Nisa 12: Kadınlarınızın çocukları yoksa arta kalanın yarısı sizindir (Burada kadının anne-babası, borcu ve vasiyeti olabileceği anlaşılmaktadır). Bunlar ödendikten sonra kalanın yarısı kocasınadır- çocukları varsa, toplam kalanın ettikleri vasiyetten veya borçtan arta kalanın dörtte biri sizindir. Sizin çocuğunuz yoksa ettiğiniz vasiyet veya borç çıktıktan sonra toplam kalanın dörtte biri karılarınızındır; çocuğunuz varsa, toplam kalanın sekizde biri onlarındır. Eğer bir adam veya kadın kelaleten mirasçısı kılınıyor ise ve mirasçı kılınan adamın erkek veya kız kardeşi varsa, ikisinden her birine edilen vasiyetten veya borçtan arta kalanın altıda biri düşer; ikiden çoksalar, üçte birine, zarara uğratılmaksızın ortak olurlar. Bunlar Allah tarafından tavsiye edilmiştir. Allah bilendir. Halim’dir[12].
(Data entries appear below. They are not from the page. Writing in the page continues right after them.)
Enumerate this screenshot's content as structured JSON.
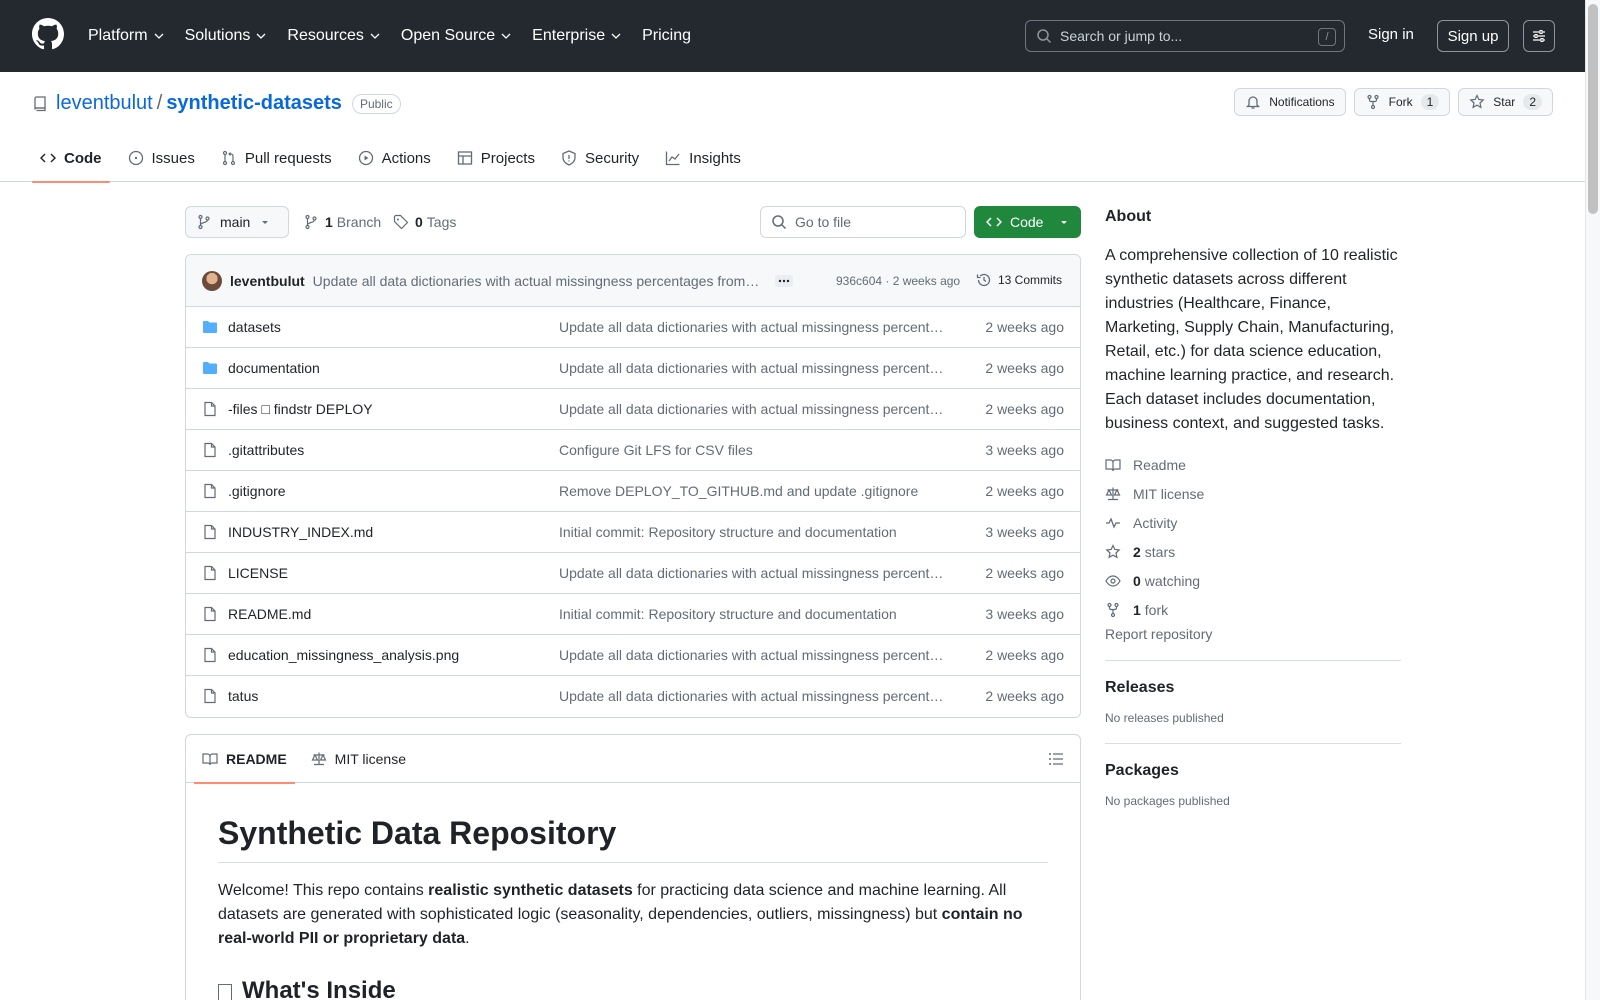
{
  "header": {
    "nav": [
      "Platform",
      "Solutions",
      "Resources",
      "Open Source",
      "Enterprise",
      "Pricing"
    ],
    "search_placeholder": "Search or jump to...",
    "search_key": "/",
    "sign_in": "Sign in",
    "sign_up": "Sign up"
  },
  "repo": {
    "owner": "leventbulut",
    "separator": "/",
    "name": "synthetic-datasets",
    "visibility": "Public",
    "notifications": "Notifications",
    "fork_label": "Fork",
    "fork_count": "1",
    "star_label": "Star",
    "star_count": "2"
  },
  "tabs": [
    "Code",
    "Issues",
    "Pull requests",
    "Actions",
    "Projects",
    "Security",
    "Insights"
  ],
  "toolbar": {
    "branch": "main",
    "branch_count": "1",
    "branch_label": "Branch",
    "tag_count": "0",
    "tag_label": "Tags",
    "goto_placeholder": "Go to file",
    "code_label": "Code"
  },
  "commit": {
    "author": "leventbulut",
    "message": "Update all data dictionaries with actual missingness percentages from analysis",
    "hash_age": "936c604 · 2 weeks ago",
    "commits": "13 Commits"
  },
  "files": [
    {
      "type": "dir",
      "name": "datasets",
      "message": "Update all data dictionaries with actual missingness percentages from analysis",
      "date": "2 weeks ago"
    },
    {
      "type": "dir",
      "name": "documentation",
      "message": "Update all data dictionaries with actual missingness percentages from analysis",
      "date": "2 weeks ago"
    },
    {
      "type": "file",
      "name": "-files □ findstr DEPLOY",
      "message": "Update all data dictionaries with actual missingness percentages from analysis",
      "date": "2 weeks ago"
    },
    {
      "type": "file",
      "name": ".gitattributes",
      "message": "Configure Git LFS for CSV files",
      "date": "3 weeks ago"
    },
    {
      "type": "file",
      "name": ".gitignore",
      "message": "Remove DEPLOY_TO_GITHUB.md and update .gitignore",
      "date": "2 weeks ago"
    },
    {
      "type": "file",
      "name": "INDUSTRY_INDEX.md",
      "message": "Initial commit: Repository structure and documentation",
      "date": "3 weeks ago"
    },
    {
      "type": "file",
      "name": "LICENSE",
      "message": "Update all data dictionaries with actual missingness percentages from analysis",
      "date": "2 weeks ago"
    },
    {
      "type": "file",
      "name": "README.md",
      "message": "Initial commit: Repository structure and documentation",
      "date": "3 weeks ago"
    },
    {
      "type": "file",
      "name": "education_missingness_analysis.png",
      "message": "Update all data dictionaries with actual missingness percentages from analysis",
      "date": "2 weeks ago"
    },
    {
      "type": "file",
      "name": "tatus",
      "message": "Update all data dictionaries with actual missingness percentages from analysis",
      "date": "2 weeks ago"
    }
  ],
  "readme": {
    "tab_readme": "README",
    "tab_license": "MIT license",
    "title": "Synthetic Data Repository",
    "p1": "Welcome! This repo contains ",
    "p1_bold": "realistic synthetic datasets",
    "p2": " for practicing data science and machine learning. All datasets are generated with sophisticated logic (seasonality, dependencies, outliers, missingness) but ",
    "p2_bold": "contain no real-world PII or proprietary data",
    "p3": ".",
    "h2": "What's Inside"
  },
  "sidebar": {
    "about_title": "About",
    "about": "A comprehensive collection of 10 realistic synthetic datasets across different industries (Healthcare, Finance, Marketing, Supply Chain, Manufacturing, Retail, etc.) for data science education, machine learning practice, and research. Each dataset includes documentation, business context, and suggested tasks.",
    "readme": "Readme",
    "license": "MIT license",
    "activity": "Activity",
    "stars_count": "2",
    "stars_label": "stars",
    "watching_count": "0",
    "watching_label": "watching",
    "fork_count": "1",
    "fork_label": "fork",
    "report": "Report repository",
    "releases_title": "Releases",
    "releases_sub": "No releases published",
    "packages_title": "Packages",
    "packages_sub": "No packages published"
  }
}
Nisa 176. Ayette miras paylaşımının nasıl olması gerektiği peygambere soruluyor. Bunun üzerine Allah bunun nasıl ayarlanması gerektiğini Nisa 176. Ayette açıklıyor. Aslında kelale kişi kelimesinin anlamı: Mirası tam gerçekleştirilen, Mirası ayarlanan, düzenlenen ölen kişi anlamında olmalıdır. Nisa 11 deki adama hal olan anlamı da “miras ayarlanma, miras düzenleme haliyle” ile olmalıdır.
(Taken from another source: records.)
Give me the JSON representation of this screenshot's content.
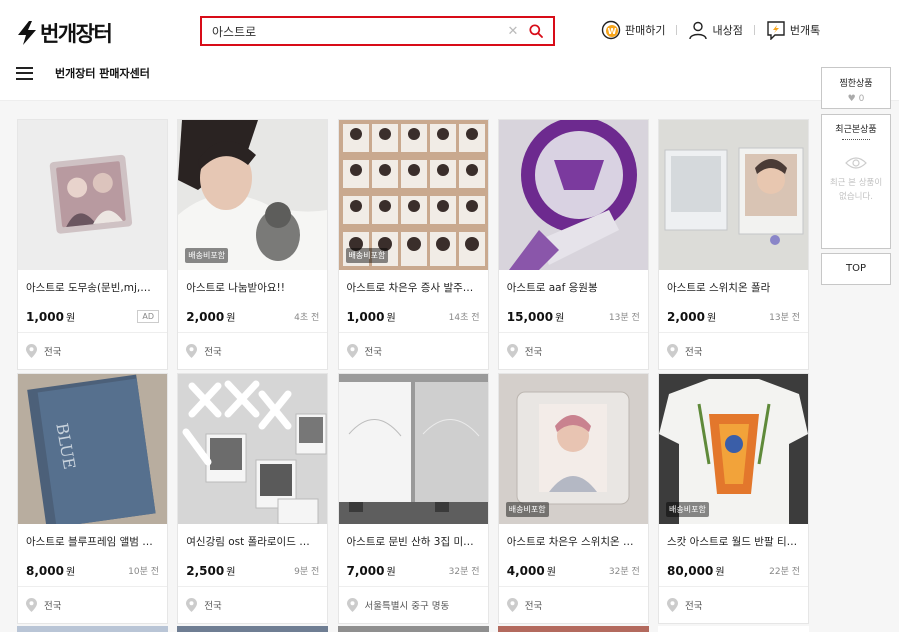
{
  "header": {
    "logo": "번개장터",
    "search": {
      "value": "아스트로",
      "placeholder": ""
    },
    "menu": [
      {
        "label": "판매하기",
        "icon": "sell-won-icon"
      },
      {
        "label": "내상점",
        "icon": "user-icon"
      },
      {
        "label": "번개톡",
        "icon": "chat-icon"
      }
    ],
    "seller_center": "번개장터 판매자센터"
  },
  "products": [
    {
      "title": "아스트로 도무송(문빈,mj,차…",
      "price": "1,000",
      "unit": "원",
      "time": "",
      "ad": "AD",
      "badge": "",
      "location": "전국"
    },
    {
      "title": "아스트로 나눔받아요!!",
      "price": "2,000",
      "unit": "원",
      "time": "4초 전",
      "ad": "",
      "badge": "배송비포함",
      "location": "전국"
    },
    {
      "title": "아스트로 차은우 증사 발주한…",
      "price": "1,000",
      "unit": "원",
      "time": "14초 전",
      "ad": "",
      "badge": "배송비포함",
      "location": "전국"
    },
    {
      "title": "아스트로 aaf 응원봉",
      "price": "15,000",
      "unit": "원",
      "time": "13분 전",
      "ad": "",
      "badge": "",
      "location": "전국"
    },
    {
      "title": "아스트로 스위치온 폴라",
      "price": "2,000",
      "unit": "원",
      "time": "13분 전",
      "ad": "",
      "badge": "",
      "location": "전국"
    },
    {
      "title": "아스트로 블루프레임 앨범 일괄",
      "price": "8,000",
      "unit": "원",
      "time": "10분 전",
      "ad": "",
      "badge": "",
      "location": "전국"
    },
    {
      "title": "여신강림 ost 폴라로이드 아…",
      "price": "2,500",
      "unit": "원",
      "time": "9분 전",
      "ad": "",
      "badge": "",
      "location": "전국"
    },
    {
      "title": "아스트로 문빈 산하 3집 미개…",
      "price": "7,000",
      "unit": "원",
      "time": "32분 전",
      "ad": "",
      "badge": "",
      "location": "서울특별시 중구 명동"
    },
    {
      "title": "아스트로 차은우 스위치온 포…",
      "price": "4,000",
      "unit": "원",
      "time": "32분 전",
      "ad": "",
      "badge": "배송비포함",
      "location": "전국"
    },
    {
      "title": "스캇 아스트로 월드 반팔 티…",
      "price": "80,000",
      "unit": "원",
      "time": "22분 전",
      "ad": "",
      "badge": "배송비포함",
      "location": "전국"
    }
  ],
  "side": {
    "wish_title": "찜한상품",
    "wish_count": "0",
    "recent_title": "최근본상품",
    "recent_empty": "최근 본 상품이 없습니다.",
    "top": "TOP"
  },
  "colors": {
    "accent": "#d80c18",
    "won_badge": "#f7a51b"
  }
}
Buna göre ayet çevirisini tekrar yaparsak,

Nisa 12: Kadınlarınızın çocukları yoksa arta kalanın yarısı sizindir (Burada kadının anne-babası, borcu ve vasiyeti olabileceği anlaşılmaktadır). Bunlar ödendikten sonra kalanın yarısı kocasınadır- çocukları varsa, toplam kalanın ettikleri vasiyetten veya borçtan arta kalanın dörtte biri sizindir. Sizin çocuğunuz yoksa ettiğiniz vasiyet veya borç çıktıktan sonra toplam kalanın dörtte biri karılarınızındır; çocuğunuz varsa, toplam kalanın sekizde biri onlarındır. Eğer bir adam veya kadın tam ayarlama, düzenleme nedeni ile mirasçısı kılınıyor ise ve mirasçı kılınan adamın erkek veya kız kardeşi varsa, ikisinden her birine edilen vasiyetten veya borçtan arta kalanın altıda biri düşer; ikiden çoksalar, üçte birine, zarara uğratılmaksızın ortak olurlar. Bunlar Allah tarafından tavsiye edilmiştir. Allah bilendir. Halim’dir[12].
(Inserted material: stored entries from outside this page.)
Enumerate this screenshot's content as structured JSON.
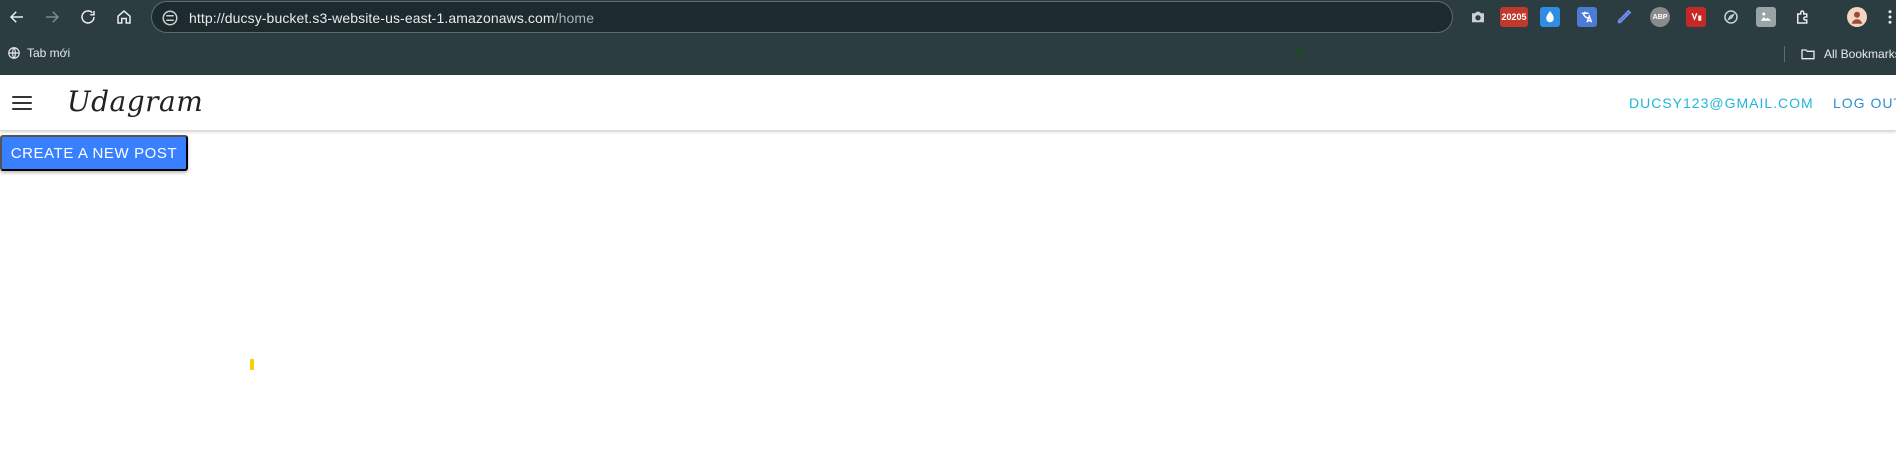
{
  "browser": {
    "url_host": "http://ducsy-bucket.s3-website-us-east-1.amazonaws.com",
    "url_path": "/home",
    "extensions": [
      {
        "icon": "camera-icon",
        "label": ""
      },
      {
        "icon": "badge-extension-icon",
        "label": "20205"
      },
      {
        "icon": "droplet-icon",
        "label": ""
      },
      {
        "icon": "translate-icon",
        "label": ""
      },
      {
        "icon": "eyedropper-icon",
        "label": ""
      },
      {
        "icon": "adblock-icon",
        "label": "ABP"
      },
      {
        "icon": "video-icon",
        "label": ""
      },
      {
        "icon": "compass-icon",
        "label": ""
      },
      {
        "icon": "image-icon",
        "label": ""
      },
      {
        "icon": "puzzle-icon",
        "label": ""
      },
      {
        "icon": "profile-avatar-icon",
        "label": ""
      },
      {
        "icon": "more-vertical-icon",
        "label": ""
      }
    ],
    "bookmarks": {
      "new_tab_label": "Tab mới",
      "all_bookmarks_label": "All Bookmarks"
    }
  },
  "header": {
    "brand": "Udagram",
    "email": "DUCSY123@GMAIL.COM",
    "logout": "LOG OUT"
  },
  "main": {
    "create_post_label": "CREATE A NEW POST"
  },
  "colors": {
    "chrome_bg": "#2b3d40",
    "primary_button": "#3880ff",
    "link_accent": "#21b6d8"
  }
}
Nisa 176: Senden fetva isterler, de ki: «Allah mirası ayarlama, düzenleme yapılan kişi hakkında fetva veriyor: “Şayet çocuğu olmayıp bir kız kardeşi bulunan kimse ölürse, arta kalanın yarısı kız kardeşe kalır. Fakat kız kardeşinin çocuğu yoksa kendisi, ona tamamen varis olur ve eğer iki kız kardeş kalmışsa, toplam kalanın üçte ikisi onlaradır. Eğer mirasçılar erkek ve kadın kardeşlerse, erkeğe, iki dişinin hissesi kadar vardır. Doğru yoldan saparsınız diye Allah size açıklıyor.” Allah her şeyi bilir [176].

Bu bilgilerden çıkarılması gereken en önemli verilerden biri de şudur: Kelale mirası düzenlenen kişi demektir. Kelale kelimesi zaten “tam düzenleme” anlamında olduğu için, eğer bir kişinin mirasından ayetlere göre dağıtıldıktan sonra bir arta kalan oluyorsa bu arta kalan kısım önce kardeşlere daha sonra yeğen gibi diğer akrabalara dağıtılmalıdır.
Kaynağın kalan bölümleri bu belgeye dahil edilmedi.